Perhaps it’s cliche, but at the close of every year it is natural to look back on your wins and losses and wonder how you can improve on your record for the following year. With that in mind, I’ve created a list of 5 New Year’s resolutions for entrepreneurs, complete with tips and tools to help you achieve these resolutions. Let me know in the comments if you can think of any additional tips and tools.
1. Increase your productivity.
If you’re an entrepreneur, you’ve probably got a lot on your mind all the time. But focusing on the right things will get you where you need to go a lot quicker. For me, that means knowing how I’m spending my time while I’m online. I use an app called RescueTime which logs the time I spend anytime I’m at my computer, and at the end of the week it tells me what my efficiency is, and by looking at the data, it’s easy to see where all your time disappears. A great tool.
2. Promote yourself online.
You know you have to do it, but if you’re like me, you’re probably looking for a shortcut. The bad news is, there is no shortcut. You simply have to commit a certain number of hours each day or week, and in that time, spend it on whichever form of media you choose. For me, I go with Twitter, blogging, and leaving comments on relevant blogs. If you spend five hours a week on this (an hour a day) over the course of a year, you’ll be amazed at the difference you see in your traffic, especially through longtail keywords (if you’re blogging anyway).

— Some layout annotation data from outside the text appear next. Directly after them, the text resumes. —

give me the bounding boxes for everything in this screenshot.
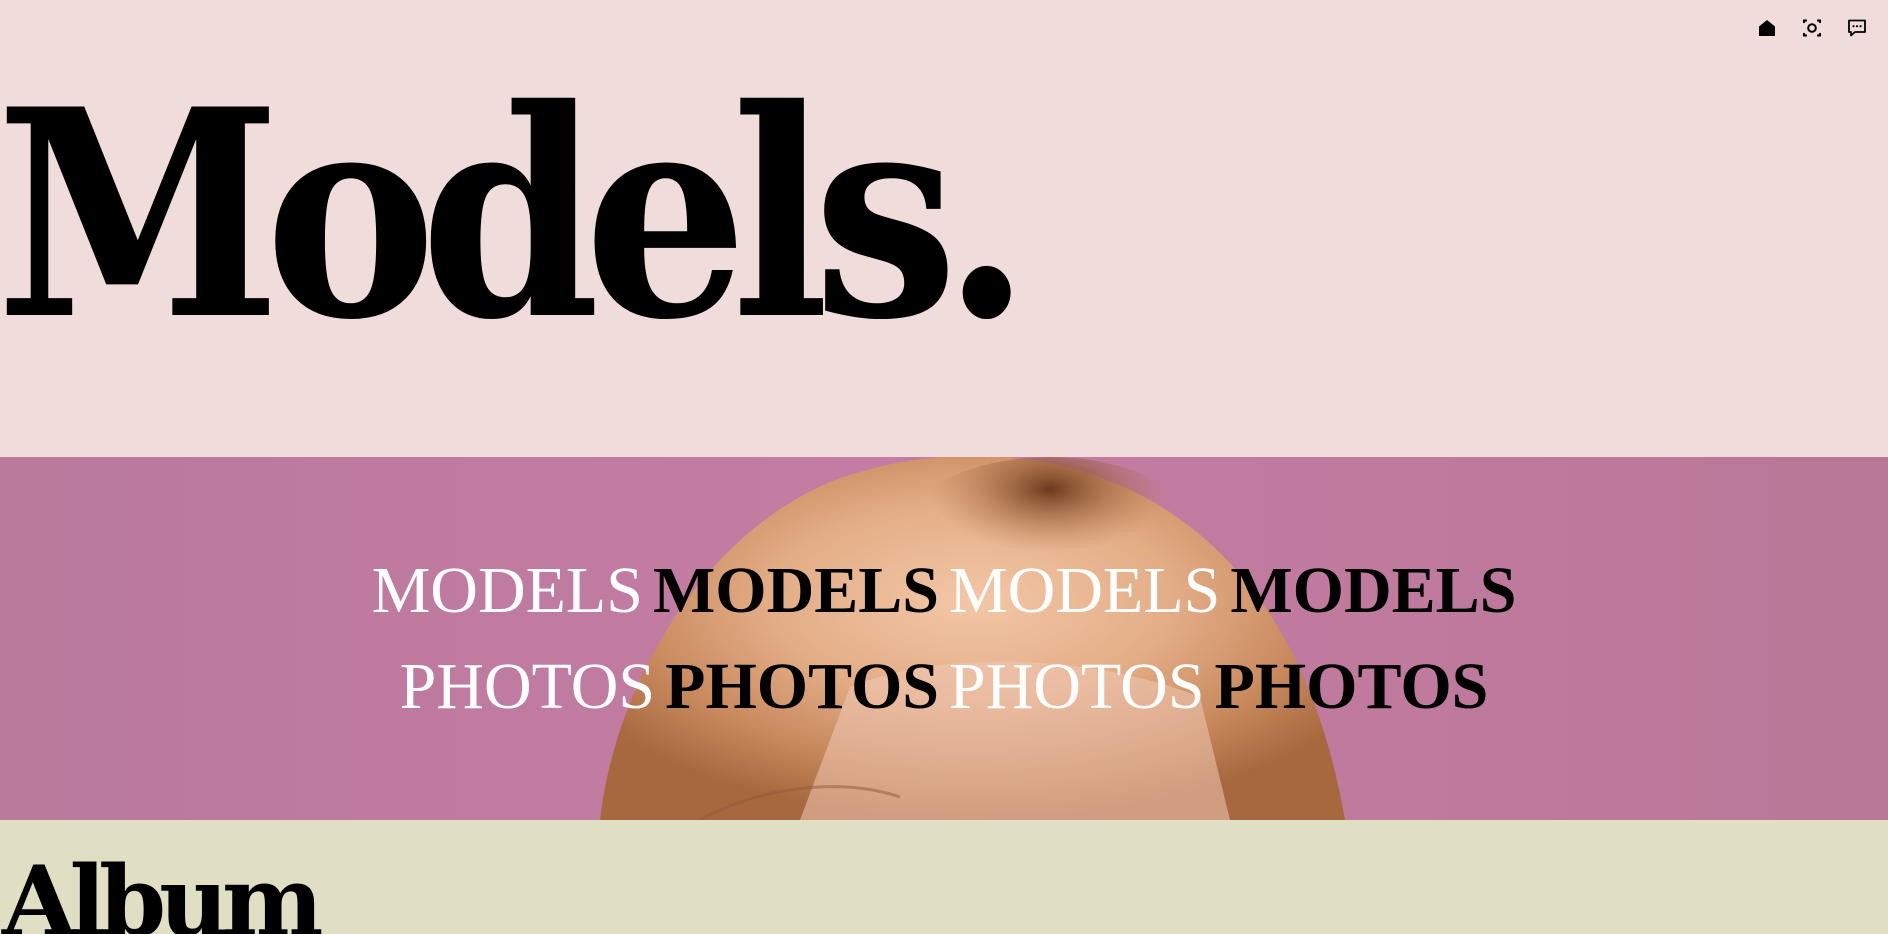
- album-heading: Album: [2, 845, 323, 934]
- chat-button[interactable]: [1843, 14, 1870, 41]
- marquee-text: MODELS: [949, 554, 1221, 627]
- marquee-text: MODELS: [1230, 554, 1517, 627]
- home-button[interactable]: [1753, 14, 1780, 41]
- photos-marquee: PHOTOS PHOTOS PHOTOS PHOTOS: [0, 654, 1888, 720]
- marquee-text: MODELS: [371, 554, 643, 627]
- camera-button[interactable]: [1798, 14, 1825, 41]
- marquee-text: PHOTOS: [949, 650, 1205, 723]
- page-title: Models.: [0, 47, 1031, 383]
- model-photo: [0, 457, 1888, 820]
- marquee-text: PHOTOS: [399, 650, 656, 723]
- models-photos-banner: MODELS MODELS MODELS MODELS PHOTOS PHOTO…: [0, 457, 1888, 820]
- marquee-text: MODELS: [652, 554, 939, 627]
- top-nav: [1753, 14, 1870, 41]
- home-icon: [1758, 19, 1775, 36]
- models-marquee: MODELS MODELS MODELS MODELS: [0, 558, 1888, 624]
- hero-section: Models.: [0, 0, 1888, 457]
- camera-icon: [1802, 19, 1821, 36]
- page: Models. MODELS MODELS MODELS MODELS PHOT…: [0, 0, 1888, 934]
- chat-icon: [1847, 19, 1866, 36]
- marquee-text: PHOTOS: [1214, 650, 1489, 723]
- marquee-text: PHOTOS: [665, 650, 939, 723]
- album-section: Album: [0, 820, 1888, 934]
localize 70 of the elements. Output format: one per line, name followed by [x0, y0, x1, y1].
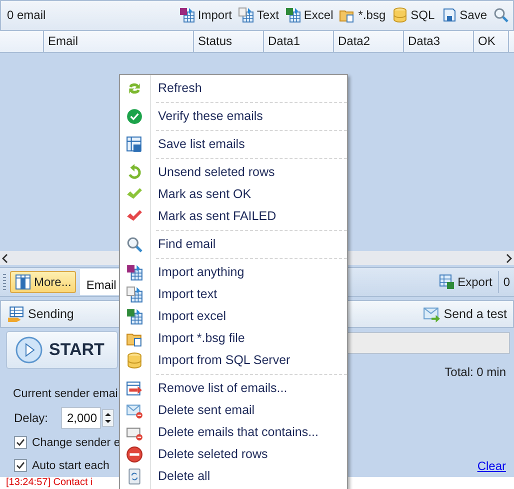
- export-button[interactable]: Export: [432, 274, 498, 290]
- table-remove-icon: [126, 380, 143, 396]
- menu-item[interactable]: Verify these emails: [120, 105, 347, 127]
- toolbar-button[interactable]: Import: [178, 7, 232, 24]
- database-icon: [392, 7, 408, 24]
- bin-icon: [126, 468, 143, 484]
- spreadsheet-import-icon: [126, 308, 143, 324]
- delay-field[interactable]: 2,000: [61, 407, 102, 429]
- envelope-arrow-icon: [422, 306, 440, 322]
- document-import-icon: [126, 286, 143, 302]
- column-header[interactable]: Status: [194, 30, 264, 52]
- document-import-icon: [238, 7, 254, 24]
- column-header[interactable]: Data3: [404, 30, 474, 52]
- menu-item[interactable]: Import excel: [120, 305, 347, 327]
- count-label: 0: [498, 271, 514, 294]
- menu-item[interactable]: Refresh: [120, 77, 347, 99]
- column-header[interactable]: OK: [474, 30, 509, 52]
- table-import-icon: [126, 264, 143, 280]
- spinner-arrows-icon[interactable]: [102, 409, 114, 427]
- menu-item[interactable]: Delete seleted rows: [120, 443, 347, 465]
- clear-link[interactable]: Clear: [477, 458, 506, 472]
- undo-icon: [126, 164, 143, 180]
- menu-item[interactable]: Mark as sent OK: [120, 183, 347, 205]
- table-hand-icon: [7, 306, 24, 322]
- toolbar-button[interactable]: *.bsg: [339, 7, 386, 24]
- more-button[interactable]: More...: [10, 271, 76, 294]
- menu-item[interactable]: Delete sent email: [120, 399, 347, 421]
- menu-item[interactable]: Import anything: [120, 261, 347, 283]
- sender-email-label: Current sender emai: [13, 387, 118, 402]
- start-button[interactable]: START: [6, 331, 118, 369]
- email-count: 0 email: [7, 8, 47, 22]
- toolbar-button[interactable]: SQL: [392, 7, 435, 24]
- toolbar-button[interactable]: Excel: [284, 7, 334, 24]
- search-button[interactable]: [493, 7, 509, 24]
- column-header[interactable]: Email: [44, 30, 194, 52]
- menu-item[interactable]: Remove list of emails...: [120, 377, 347, 399]
- scroll-right-icon[interactable]: [506, 254, 512, 263]
- menu-item[interactable]: Unsend seleted rows: [120, 161, 347, 183]
- toolbar-button[interactable]: Save: [440, 7, 487, 24]
- scroll-left-icon[interactable]: [2, 254, 8, 263]
- checkbox[interactable]: [14, 436, 27, 449]
- column-header[interactable]: Data1: [264, 30, 334, 52]
- toolbar-button[interactable]: Text: [238, 7, 279, 24]
- play-icon: [15, 336, 43, 364]
- menu-item[interactable]: Import text: [120, 283, 347, 305]
- menu-item[interactable]: Delete emails that contains...: [120, 421, 347, 443]
- check-circle-icon: [126, 108, 143, 124]
- search-icon: [126, 236, 143, 252]
- send-test-button[interactable]: Send a test: [420, 306, 509, 322]
- column-header[interactable]: Data2: [334, 30, 404, 52]
- spreadsheet-import-icon: [284, 7, 301, 24]
- checkbox-label: Auto start each: [32, 460, 110, 472]
- envelope-delete-icon: [126, 402, 143, 418]
- menu-item[interactable]: Import from SQL Server: [120, 349, 347, 371]
- menu-item[interactable]: Find email: [120, 233, 347, 255]
- save-icon: [440, 7, 457, 24]
- table-import-icon: [178, 7, 195, 24]
- total-time-label: Total: 0 min: [444, 365, 507, 381]
- menu-item[interactable]: Mark as sent FAILED: [120, 205, 347, 227]
- columns-icon: [15, 274, 31, 290]
- database-icon: [126, 352, 143, 368]
- no-entry-icon: [126, 446, 143, 462]
- menu-item[interactable]: Save list emails: [120, 133, 347, 155]
- checkbox[interactable]: [14, 459, 27, 472]
- delay-label: Delay:: [14, 411, 48, 425]
- save-icon: [126, 136, 143, 152]
- sending-button[interactable]: Sending: [5, 306, 76, 322]
- search-icon: [493, 7, 509, 24]
- menu-item[interactable]: Import *.bsg file: [120, 327, 347, 349]
- spreadsheet-export-icon: [438, 274, 455, 290]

3. Increase your efficiency.
Not to be confused with productivity, efficiency is doing the tasks you can do better than anyone else, and delegating everything else. For some, this means hiring a personal assistant (or an online personal assistant, as Chris Hardwick showed us in this Wired article). You can follow Tim Ferris’ lead and cut the time you spend doing busy work way down, as he shows how in the Four-Hour Work Week.
If you own a service based business, there are a lot of tools out there. We’re going to toot our own horn here, as OpenCal is a great option for businesses that sell their time. Online booking means you are open 24/7, it frees up time spent on the phone and increases your visibility online, all in one go.
4. Analyze your customers.
I learned this one from Duct Tape Marketing by John Jantsch. No matter your business, you can make it better if you understand your customers and know why they chose you over the many other available options. If you’re in a business that’s based offline, it can be as simple as getting out a map and dropping pins on it to see what you can learn. If you’re online as we are, try going deeper than Google Analytics (which is a great, free tool to start). We use Sunny Trail to track conversions but there are a lot of great options out there such as KISSmetrics or HubSpot.
5. Follow the money.
Building on the last resolution, the more you know about your cash situation the better. Depending on the type of business you’re in, you can use tools like InDinero to get a better idea of where you stand and to know about the health of your business. While it’s great to have the somewhat specialized financial knowledge of an MBA, I learned a lot of very relevant metrics from Joel York’s Chaotic Flow, particularly from this post. If you’re using a SaaS model, you need to know these kinds of numbers to know where you are and where you’re going.